August 21, 2014

Chicago Mix, fresh from Minnesota???

Candyland, a small chain of candy stores in Minnesota, holds the federal trademark registration for CHICAGO MIX, which it uses for its mixture of salted, caramel, and cheese-flavored popcorn. (The trademark registration issued in 1992 and states a first use date of 1990, although Candyland's owner claims the company has used it since 1988. Interestingly, Candyland does not appear to claim any trademark rights in CANDYLAND, a mark which happens to be owned by Hasbro, Inc.)
Unfortunately for the Minnesota Candyland, many other companies also use CHICAGO MIX or related terms to describe their similar products, including Chicago-based Garrett Popcorn Shops, which claims to have been selling CHICAGO MIX popcorn "for decades" (and therefore, presumably, before Candyland acquired its trademark rights). (Garrett's CHICAGO MIX omits the salted popcorn, combining only caramel and cheese-flavored popcorn. It would be interesting to compare them side-by-side, but Garrett's popcorn is best eaten fresh from the store, and I imagine the same is true for Candyland's.)
Ironically, Candyland's own website contains a long list of competitors that use CHICAGO MIX or related terms. It's easy to find many more that aren't on Candyland's list (e.g., Utz Chicago-Style, Nuts on Clark Chicago Mix, Popcornopolis Chicago Style, Brooklyn Popcorn Chicago Mix, Popcorn Haven Chicago Style, The Popcorn Fanatic Chicago Mix, Popcorn Palace Chicago Chic, Great American Popcorn Chicago Mix, Popilicious Chicago Mix, Pittsburgh Popcorn Chicago Blend, Kettle Boys Chicago Mix, and Chicago Gold Popcorn Windy City Mix). It seems to me that CHICAGO MIX is likely a generic term for a mixture that includes caramel and cheese-flavored popcorn. The CHICAGO MIX term is widely used around the country, but I wonder how many people outside Minnesota have ever heard of Candyland.
Candyland recently filed lawsuits against Garrett's and two other companies (Snyder's-Lance and Cornfields) for infringing upon its CHICAGO MIX trademark. (One of the allegations in the lawsuit is that Garrett's use of the CHICAGO MIX mark is likely to deceive consumers as to the origin of Garrett's popcorn, apparently making them think that CHICAGO MIX popcorn comes from Chicago rather than Minnesota.)

June 18, 2014

Get your cheap Redskins gear here!

The Trademark Trial and Appeal Board of the U.S. Patent and Trademark Office today canceled the Washington Redskins' trademark registration, on the grounds that the name is disparaging to Native Americans. The NFL is expected to appeal the order in court, and if they lose (and perhaps even if they don't), the team may eventually adopt a new name.
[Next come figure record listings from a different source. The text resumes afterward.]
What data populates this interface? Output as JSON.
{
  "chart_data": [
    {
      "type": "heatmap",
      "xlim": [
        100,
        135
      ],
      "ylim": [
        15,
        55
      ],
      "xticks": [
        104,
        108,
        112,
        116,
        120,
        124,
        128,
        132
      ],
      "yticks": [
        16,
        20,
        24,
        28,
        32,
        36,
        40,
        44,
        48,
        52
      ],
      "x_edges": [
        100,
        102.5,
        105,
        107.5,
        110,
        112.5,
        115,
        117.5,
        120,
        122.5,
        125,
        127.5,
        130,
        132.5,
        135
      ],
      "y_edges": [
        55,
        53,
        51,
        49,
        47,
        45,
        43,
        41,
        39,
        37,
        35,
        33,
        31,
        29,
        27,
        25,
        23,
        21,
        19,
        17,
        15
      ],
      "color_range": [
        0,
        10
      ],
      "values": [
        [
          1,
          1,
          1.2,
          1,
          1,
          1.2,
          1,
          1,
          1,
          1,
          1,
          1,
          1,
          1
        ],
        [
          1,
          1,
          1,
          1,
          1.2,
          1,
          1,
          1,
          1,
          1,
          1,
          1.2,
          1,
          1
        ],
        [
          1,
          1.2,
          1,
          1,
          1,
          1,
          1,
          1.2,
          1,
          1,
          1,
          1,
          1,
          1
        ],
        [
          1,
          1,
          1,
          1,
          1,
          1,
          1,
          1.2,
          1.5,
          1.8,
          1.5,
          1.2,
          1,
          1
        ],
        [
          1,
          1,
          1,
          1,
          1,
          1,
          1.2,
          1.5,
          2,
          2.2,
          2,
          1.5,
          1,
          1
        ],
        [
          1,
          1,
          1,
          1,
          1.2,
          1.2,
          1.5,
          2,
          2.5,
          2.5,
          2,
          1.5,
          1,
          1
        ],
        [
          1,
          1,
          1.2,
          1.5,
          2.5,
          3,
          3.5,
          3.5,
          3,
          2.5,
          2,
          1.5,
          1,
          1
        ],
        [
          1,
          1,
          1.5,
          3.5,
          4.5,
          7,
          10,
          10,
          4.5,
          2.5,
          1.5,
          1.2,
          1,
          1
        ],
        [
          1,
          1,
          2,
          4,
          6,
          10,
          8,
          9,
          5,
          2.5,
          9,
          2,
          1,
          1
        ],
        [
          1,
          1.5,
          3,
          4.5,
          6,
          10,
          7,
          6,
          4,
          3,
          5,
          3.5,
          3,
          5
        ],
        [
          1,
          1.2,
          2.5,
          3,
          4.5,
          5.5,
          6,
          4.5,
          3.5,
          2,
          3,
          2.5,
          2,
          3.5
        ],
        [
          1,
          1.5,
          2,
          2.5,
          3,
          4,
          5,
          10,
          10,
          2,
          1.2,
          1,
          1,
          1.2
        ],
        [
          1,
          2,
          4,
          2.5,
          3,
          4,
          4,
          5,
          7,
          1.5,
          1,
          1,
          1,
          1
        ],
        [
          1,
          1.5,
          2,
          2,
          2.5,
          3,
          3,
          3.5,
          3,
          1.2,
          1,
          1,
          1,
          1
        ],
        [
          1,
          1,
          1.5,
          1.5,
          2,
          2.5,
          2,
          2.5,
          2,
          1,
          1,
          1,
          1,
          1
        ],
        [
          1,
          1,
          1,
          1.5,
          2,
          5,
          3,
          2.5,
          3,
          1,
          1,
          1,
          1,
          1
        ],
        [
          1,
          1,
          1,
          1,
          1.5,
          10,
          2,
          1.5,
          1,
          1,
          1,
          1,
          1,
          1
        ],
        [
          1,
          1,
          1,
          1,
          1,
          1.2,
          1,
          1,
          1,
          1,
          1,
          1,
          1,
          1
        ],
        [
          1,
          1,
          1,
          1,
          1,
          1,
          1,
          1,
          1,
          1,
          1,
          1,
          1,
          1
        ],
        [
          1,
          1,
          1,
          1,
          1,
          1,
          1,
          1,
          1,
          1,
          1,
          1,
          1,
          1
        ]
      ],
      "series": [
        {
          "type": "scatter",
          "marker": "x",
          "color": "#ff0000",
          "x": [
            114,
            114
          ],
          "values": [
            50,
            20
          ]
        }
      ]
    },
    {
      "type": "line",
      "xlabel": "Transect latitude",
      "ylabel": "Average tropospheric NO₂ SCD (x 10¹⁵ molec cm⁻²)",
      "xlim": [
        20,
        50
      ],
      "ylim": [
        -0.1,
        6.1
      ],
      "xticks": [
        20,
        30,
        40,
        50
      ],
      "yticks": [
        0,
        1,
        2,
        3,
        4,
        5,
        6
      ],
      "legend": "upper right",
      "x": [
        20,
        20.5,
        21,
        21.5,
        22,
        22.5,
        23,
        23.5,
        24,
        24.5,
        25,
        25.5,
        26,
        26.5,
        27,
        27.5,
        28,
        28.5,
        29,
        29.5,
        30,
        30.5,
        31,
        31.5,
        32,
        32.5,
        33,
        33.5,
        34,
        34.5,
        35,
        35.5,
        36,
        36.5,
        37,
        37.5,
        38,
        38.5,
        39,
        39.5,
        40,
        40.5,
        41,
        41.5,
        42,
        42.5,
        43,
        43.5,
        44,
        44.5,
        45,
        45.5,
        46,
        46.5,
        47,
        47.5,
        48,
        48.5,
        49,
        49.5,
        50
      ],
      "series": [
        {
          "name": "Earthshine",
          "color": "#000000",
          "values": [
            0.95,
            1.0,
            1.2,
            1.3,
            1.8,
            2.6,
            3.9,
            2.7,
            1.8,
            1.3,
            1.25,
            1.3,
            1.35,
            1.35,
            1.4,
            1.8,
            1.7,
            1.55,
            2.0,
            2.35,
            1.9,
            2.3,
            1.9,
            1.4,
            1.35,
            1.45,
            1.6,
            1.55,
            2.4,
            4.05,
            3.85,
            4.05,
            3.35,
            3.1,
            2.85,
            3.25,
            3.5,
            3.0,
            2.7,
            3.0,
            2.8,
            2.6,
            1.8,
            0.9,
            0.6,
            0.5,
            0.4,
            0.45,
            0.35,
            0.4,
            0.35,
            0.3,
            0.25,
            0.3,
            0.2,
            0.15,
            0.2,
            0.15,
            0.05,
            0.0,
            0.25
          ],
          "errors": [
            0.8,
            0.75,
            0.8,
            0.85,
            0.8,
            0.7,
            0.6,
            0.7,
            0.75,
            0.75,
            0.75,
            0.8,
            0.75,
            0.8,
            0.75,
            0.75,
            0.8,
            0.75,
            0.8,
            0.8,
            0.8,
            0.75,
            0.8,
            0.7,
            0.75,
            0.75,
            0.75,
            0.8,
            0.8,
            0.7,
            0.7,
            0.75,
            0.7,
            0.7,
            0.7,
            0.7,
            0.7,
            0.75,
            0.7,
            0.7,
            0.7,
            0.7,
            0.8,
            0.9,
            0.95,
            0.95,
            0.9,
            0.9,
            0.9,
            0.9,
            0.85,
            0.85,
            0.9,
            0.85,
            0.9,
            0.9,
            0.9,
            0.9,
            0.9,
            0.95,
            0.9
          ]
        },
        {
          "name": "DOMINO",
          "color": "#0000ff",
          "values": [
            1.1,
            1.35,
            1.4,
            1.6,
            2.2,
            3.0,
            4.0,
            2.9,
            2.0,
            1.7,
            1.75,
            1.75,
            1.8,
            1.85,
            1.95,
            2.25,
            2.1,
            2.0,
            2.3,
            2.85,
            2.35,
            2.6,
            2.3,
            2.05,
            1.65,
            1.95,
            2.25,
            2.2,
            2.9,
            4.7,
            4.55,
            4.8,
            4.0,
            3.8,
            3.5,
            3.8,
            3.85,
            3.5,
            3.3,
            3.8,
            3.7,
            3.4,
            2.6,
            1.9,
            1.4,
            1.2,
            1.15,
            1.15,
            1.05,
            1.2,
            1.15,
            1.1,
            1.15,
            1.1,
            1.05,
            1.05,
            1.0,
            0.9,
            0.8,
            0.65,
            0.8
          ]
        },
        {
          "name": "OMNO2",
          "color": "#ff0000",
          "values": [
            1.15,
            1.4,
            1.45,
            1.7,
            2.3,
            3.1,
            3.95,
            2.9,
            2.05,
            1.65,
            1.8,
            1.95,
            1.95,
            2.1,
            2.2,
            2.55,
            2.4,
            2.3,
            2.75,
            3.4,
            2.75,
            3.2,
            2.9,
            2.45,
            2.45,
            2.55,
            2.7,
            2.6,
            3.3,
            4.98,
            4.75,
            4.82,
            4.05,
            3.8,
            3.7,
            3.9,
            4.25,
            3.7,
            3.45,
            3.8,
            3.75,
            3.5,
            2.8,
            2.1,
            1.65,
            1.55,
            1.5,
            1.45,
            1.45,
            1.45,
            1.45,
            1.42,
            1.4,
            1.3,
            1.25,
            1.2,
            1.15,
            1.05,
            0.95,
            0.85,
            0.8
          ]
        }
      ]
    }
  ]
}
In the meantime, however, what this means is that anyone can freely use the Redskins name and logo without paying royalties or getting permission from the NFL. As a result, I think we're likely to see a glut of bootleg Redskins apparel -- including items that the NFL would never have approved, some of which will probably be much more disparaging than the name itself. (Granted, some of the most outrageous items might have been permissible as parodies anyway.)

April 17, 2014

Top-secret cereal arbitration

General Mills recently revised the terms posted on its website, adding a provision that requires disputes between consumers and the company to be brought in binding arbitration. The interesting part is this: The arbitration provision says it applies to "all disputes or claims arising out of this Agreement or your purchase or use of any General Mills product or service for personal or household use." In other words, if you want to sue General Mills because there weren't enough marshmallows in your Lucky Charms, you have to bring the claim in arbitration rather than in court (assuming that the amount of your claim exceeds the small claims court maximum -- and if you're really going to sue over something like this, you might as well aim high).

The New York Times is understandably troubled by this -- see When 'Liking' a Brand Online Voids the Right to Sue -- but the requirement to arbitrate doesn't bother me nearly as much as the confidentiality provision:
Any arbitration will be confidential, and neither you nor General Mills may disclose the existence, content, or results of any arbitration, except as may be required by law or for purposes of enforcement of the arbitration award.
That strikes me as overreaching and contrary to public policy.  It's common for companies to agree that they will keep arbitration proceedings confidential (in many cases, including financial service providers, they're probably required to do so anyway), but prohibiting a consumer from disclosing information about the dispute is a very bad idea, and one that seems likely to backfire.

Update (4/21/14): General Mills has retracted the policy.

March 05, 2014

Some of Netflix's best customers are pirates

TorrentFreak is reporting that Netflix has thousands of paying subscribers in Australia. Since Netflix doesn't allow Australians to access its service, these folks are accessing Netflix via VPNs and similar services to conceal their location, paying monthly subscription fees to both Netflix and (in most instances) a VPN service as well.

TV networks are calling these people "pirates," but perhaps a more accurate term would be "customers."